By Cheryl Hehl, Staff Writer
CRANFORD — After receiving clarification from the state, the township is moving forward this week with selecting a new police chief so Police Chief Eric Mason can retire and permanently assume the administrator’s spot.
Monday Deputy Mayor Andis Kalnins confirmed the township was able to clarify the confusion that arose in late May about a new state regulation that threw a wrench into the township committee’s decision for Mason to retire as police chief and transition into the administrator position as of June 1.
It also called a halt in May to the ongoing multi-step process to appoint a new police chief from among the ranks. That process, which was more than three-quarters completed in the spring, will resume this week where it left off, the deputy mayor said.
Mason assumed the duel role Sept. 12 when former township administrator Marlena Schmidt was placed on administrative leave and subsequently was let go at the end of the year.
When Mason assumes the new position of administrator, he will be collecting a pension for the 35 years he was on the police pension fund, a practice known as “double dipping.”
Double-dipping is an age old public practice where public employees retire, collect a pension and then are rehired by the same municipality, often the next day. Mason is not alone, though.
Union Police Director Dan Zieser, a former Newark Police Department employee, retired and within a year took the position of police director in Union. However, the police director is not enrolled in the Union Police Department pension system this time around and Mason will also not be on the municipal pension system, according to Kalnins.
Mason noted last spring that he worked for 35 years as a Cranford Police Department employee, working his way up as a police officer to police chief and is entitled to his pension.
The issue of whether Mason should be allowed to move into the administrator position after retiring as police chief raised the ire of some residents in the spring and it has not let up since.
In fact, discussion regarding this quickly became a hot topic on a local blog, Cranford Talk, with many rumors surfacing about the qualifications Mason possessed to assume the administrator position. Users of the blog continue to question Mason’s qualifications daily.
Nevertheless, the township has the right to choose an administrator from within and not publically post the position or interview from the outside, according to the state.
According to a salary ordinance approved by the township committee Nov. 14, 2011, the administrator position pays between $106,390 and $148,948. The police chief position pay range is between $112,497 and $142,000.
The deputy mayor said the governing body would be wrapping up the police chief interview process yesterday and today in order to name a new police chief “in the next week or two.”
He explained that because the four candidates for the top cop position had previously gone through background review and a written test, all that remained was for the candidates to be interviewed by the committee prior to reaching a decision.
“I think we can work through that process in a week or two,” the deputy mayor said Monday.
The candidates for police chief include Capt. Joseph Van Bergen, Lt. Edward Davenport, Lt. James Wozniak and Lt. Stephen Wilde, son of former police chief Harry Wilde. Harry Wilde was chief prior to Mason.

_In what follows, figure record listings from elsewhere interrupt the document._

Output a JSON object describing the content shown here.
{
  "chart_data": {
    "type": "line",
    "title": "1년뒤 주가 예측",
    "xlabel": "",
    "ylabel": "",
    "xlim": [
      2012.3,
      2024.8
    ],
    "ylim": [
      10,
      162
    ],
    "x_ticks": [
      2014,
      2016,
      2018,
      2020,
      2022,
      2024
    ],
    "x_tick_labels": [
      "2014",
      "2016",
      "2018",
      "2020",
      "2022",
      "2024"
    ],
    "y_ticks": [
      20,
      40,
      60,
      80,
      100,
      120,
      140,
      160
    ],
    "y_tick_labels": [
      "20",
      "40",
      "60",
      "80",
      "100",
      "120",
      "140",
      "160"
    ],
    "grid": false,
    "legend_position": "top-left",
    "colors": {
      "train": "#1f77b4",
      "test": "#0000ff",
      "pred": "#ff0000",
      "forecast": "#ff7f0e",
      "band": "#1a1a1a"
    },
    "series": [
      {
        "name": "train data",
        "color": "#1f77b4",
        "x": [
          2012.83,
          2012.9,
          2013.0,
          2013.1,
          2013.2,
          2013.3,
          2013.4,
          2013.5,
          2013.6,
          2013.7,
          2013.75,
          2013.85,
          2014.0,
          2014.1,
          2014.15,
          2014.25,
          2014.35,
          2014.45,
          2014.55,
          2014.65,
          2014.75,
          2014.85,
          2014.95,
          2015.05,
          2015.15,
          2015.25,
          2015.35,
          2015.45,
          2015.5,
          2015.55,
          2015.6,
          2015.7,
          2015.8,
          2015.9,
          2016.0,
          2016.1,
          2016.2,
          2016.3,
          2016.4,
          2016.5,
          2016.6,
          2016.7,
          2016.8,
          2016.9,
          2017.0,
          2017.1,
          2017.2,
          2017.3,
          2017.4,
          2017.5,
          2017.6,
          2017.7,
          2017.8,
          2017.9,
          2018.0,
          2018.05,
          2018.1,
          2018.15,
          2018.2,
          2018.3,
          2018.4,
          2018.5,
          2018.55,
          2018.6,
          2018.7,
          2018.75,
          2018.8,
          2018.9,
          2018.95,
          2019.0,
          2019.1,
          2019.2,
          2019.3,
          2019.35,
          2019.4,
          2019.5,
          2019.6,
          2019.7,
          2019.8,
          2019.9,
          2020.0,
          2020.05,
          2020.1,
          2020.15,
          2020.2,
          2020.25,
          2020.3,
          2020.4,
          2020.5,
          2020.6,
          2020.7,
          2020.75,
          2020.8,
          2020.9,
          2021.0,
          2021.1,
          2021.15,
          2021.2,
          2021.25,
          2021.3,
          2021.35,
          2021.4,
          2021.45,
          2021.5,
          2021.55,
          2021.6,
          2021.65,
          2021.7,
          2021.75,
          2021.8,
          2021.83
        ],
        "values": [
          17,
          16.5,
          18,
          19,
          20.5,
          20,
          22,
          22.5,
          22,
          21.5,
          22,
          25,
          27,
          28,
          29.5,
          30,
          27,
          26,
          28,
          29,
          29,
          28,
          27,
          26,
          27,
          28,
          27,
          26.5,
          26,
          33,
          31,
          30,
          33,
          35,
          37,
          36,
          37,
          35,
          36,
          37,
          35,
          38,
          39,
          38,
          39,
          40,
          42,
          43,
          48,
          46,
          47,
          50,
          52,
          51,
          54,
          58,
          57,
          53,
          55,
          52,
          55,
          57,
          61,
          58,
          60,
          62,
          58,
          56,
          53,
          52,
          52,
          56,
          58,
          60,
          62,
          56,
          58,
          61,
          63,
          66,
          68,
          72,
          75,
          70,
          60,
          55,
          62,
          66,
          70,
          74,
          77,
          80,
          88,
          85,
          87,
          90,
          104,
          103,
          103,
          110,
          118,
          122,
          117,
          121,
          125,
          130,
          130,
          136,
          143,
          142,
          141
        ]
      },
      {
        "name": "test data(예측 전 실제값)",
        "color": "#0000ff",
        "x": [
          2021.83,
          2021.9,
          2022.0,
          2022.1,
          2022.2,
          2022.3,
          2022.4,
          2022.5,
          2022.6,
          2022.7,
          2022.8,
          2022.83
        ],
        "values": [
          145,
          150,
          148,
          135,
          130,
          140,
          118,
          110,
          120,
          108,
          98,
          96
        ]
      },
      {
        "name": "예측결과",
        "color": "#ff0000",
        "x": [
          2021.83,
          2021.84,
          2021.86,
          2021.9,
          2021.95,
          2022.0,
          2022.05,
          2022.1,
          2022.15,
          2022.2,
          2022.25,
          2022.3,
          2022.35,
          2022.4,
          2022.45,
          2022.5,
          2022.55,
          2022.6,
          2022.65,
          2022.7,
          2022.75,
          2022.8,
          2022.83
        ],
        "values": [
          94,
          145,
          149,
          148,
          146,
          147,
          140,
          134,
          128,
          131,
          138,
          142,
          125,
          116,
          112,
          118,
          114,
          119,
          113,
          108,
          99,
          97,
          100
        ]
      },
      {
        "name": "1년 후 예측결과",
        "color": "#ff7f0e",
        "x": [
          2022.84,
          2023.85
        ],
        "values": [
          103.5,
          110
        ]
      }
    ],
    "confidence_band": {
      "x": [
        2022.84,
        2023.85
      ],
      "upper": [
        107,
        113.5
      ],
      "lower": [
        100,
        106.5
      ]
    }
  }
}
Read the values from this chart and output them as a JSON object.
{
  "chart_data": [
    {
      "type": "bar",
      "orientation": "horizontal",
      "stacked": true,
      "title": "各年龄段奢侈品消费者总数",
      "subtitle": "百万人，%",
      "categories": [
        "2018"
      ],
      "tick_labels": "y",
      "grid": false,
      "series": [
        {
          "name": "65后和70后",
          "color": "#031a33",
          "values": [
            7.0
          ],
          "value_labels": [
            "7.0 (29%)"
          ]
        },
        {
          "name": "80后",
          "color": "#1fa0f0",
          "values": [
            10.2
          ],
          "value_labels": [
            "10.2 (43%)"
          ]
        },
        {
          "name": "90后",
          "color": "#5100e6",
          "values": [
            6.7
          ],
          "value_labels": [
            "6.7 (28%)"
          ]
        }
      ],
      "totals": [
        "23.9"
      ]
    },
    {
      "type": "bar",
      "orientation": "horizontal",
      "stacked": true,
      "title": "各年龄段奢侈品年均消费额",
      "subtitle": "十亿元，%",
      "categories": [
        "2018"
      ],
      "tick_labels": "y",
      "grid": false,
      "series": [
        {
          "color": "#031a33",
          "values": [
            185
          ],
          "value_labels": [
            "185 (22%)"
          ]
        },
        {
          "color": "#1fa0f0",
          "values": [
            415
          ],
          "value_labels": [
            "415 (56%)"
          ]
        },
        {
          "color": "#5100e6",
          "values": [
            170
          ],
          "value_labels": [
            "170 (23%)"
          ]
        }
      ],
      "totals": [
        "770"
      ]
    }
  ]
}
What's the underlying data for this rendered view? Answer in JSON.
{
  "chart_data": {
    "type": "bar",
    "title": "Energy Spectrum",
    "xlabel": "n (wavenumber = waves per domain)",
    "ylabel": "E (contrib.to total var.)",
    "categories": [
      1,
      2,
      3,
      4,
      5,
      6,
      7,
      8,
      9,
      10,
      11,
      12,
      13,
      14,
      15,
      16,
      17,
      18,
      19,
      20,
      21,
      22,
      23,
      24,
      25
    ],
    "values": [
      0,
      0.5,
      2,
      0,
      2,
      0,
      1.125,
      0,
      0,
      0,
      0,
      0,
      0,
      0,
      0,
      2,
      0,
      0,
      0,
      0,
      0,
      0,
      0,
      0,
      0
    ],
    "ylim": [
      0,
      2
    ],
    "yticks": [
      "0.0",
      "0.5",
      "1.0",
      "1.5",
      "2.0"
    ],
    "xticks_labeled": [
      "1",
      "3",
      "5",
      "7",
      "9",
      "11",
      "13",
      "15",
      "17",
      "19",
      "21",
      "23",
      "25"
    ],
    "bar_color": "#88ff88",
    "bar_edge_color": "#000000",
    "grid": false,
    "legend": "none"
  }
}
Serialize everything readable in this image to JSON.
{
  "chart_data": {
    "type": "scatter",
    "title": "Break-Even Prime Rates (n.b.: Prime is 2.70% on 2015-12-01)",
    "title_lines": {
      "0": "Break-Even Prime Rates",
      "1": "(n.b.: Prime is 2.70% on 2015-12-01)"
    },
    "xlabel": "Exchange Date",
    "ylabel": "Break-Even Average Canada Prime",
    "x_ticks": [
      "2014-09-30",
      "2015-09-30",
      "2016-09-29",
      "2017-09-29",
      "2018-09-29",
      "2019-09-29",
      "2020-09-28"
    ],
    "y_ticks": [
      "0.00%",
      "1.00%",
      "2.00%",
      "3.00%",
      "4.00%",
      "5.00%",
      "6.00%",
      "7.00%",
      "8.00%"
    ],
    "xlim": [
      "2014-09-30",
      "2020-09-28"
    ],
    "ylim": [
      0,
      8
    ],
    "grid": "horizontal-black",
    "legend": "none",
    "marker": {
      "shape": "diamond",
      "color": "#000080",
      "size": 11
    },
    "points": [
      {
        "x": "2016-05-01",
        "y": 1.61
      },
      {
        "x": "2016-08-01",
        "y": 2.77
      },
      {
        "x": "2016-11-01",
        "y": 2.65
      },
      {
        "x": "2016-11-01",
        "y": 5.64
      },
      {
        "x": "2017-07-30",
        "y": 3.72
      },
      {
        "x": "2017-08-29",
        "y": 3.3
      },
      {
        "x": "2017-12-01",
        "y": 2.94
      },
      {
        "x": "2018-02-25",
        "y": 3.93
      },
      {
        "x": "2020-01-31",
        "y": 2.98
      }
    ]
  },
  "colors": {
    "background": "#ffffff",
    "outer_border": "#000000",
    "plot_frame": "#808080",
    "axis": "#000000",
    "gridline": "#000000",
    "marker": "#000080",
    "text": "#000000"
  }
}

Kalnins would not comment on who the committee had narrowed the choice down to for police chief, but he admitted the decision was not one to take lightly.
“This is an important decision because it will affect the township for many years to come,” said the deputy mayor, adding the police chief is “the face of Cranford.”
Because of the confusion over the new regulation, the township had to suspend efforts to hire a new police chief from within the department, leaving Mason to juggle both the police chief and administrator roles until the State Treasury Department could provide clarification of the new regulation.
The new regulation required that any public employee intending to collect a pension from the state not take another position in the same municipality for 180 days.
Previously, public employees could retire from one position, collect their pension and immediately assume another position in the same municipality or another. However, public employees who opted to do this were not allowed to participate in the state pension plan the second time around.
The question of whether the new regulation actually could be applied in Mason’s case was not so clear cut. Specifically because of the timing of when the township made the decision.
According to township committee meeting records, it was Feb. 28 when the governing body unanimously approved Mason to take over as administrator immediately following his retirement May 31. This was prior to the new regulation going into effect March 9.
According to State Treasury Department Bill Quinn, the question of whether the regulation applied or not was “murky.”
“The actual situation of when the governing body made the decision to bring Mason aboard certainly has something to do with whether this regulation applies or not,” Quinn pointed out in June when the issue came out.
Compounding the situation was the fact the township committee was not aware the new regulation even existed, according to township Attorney Philip Morin at the time.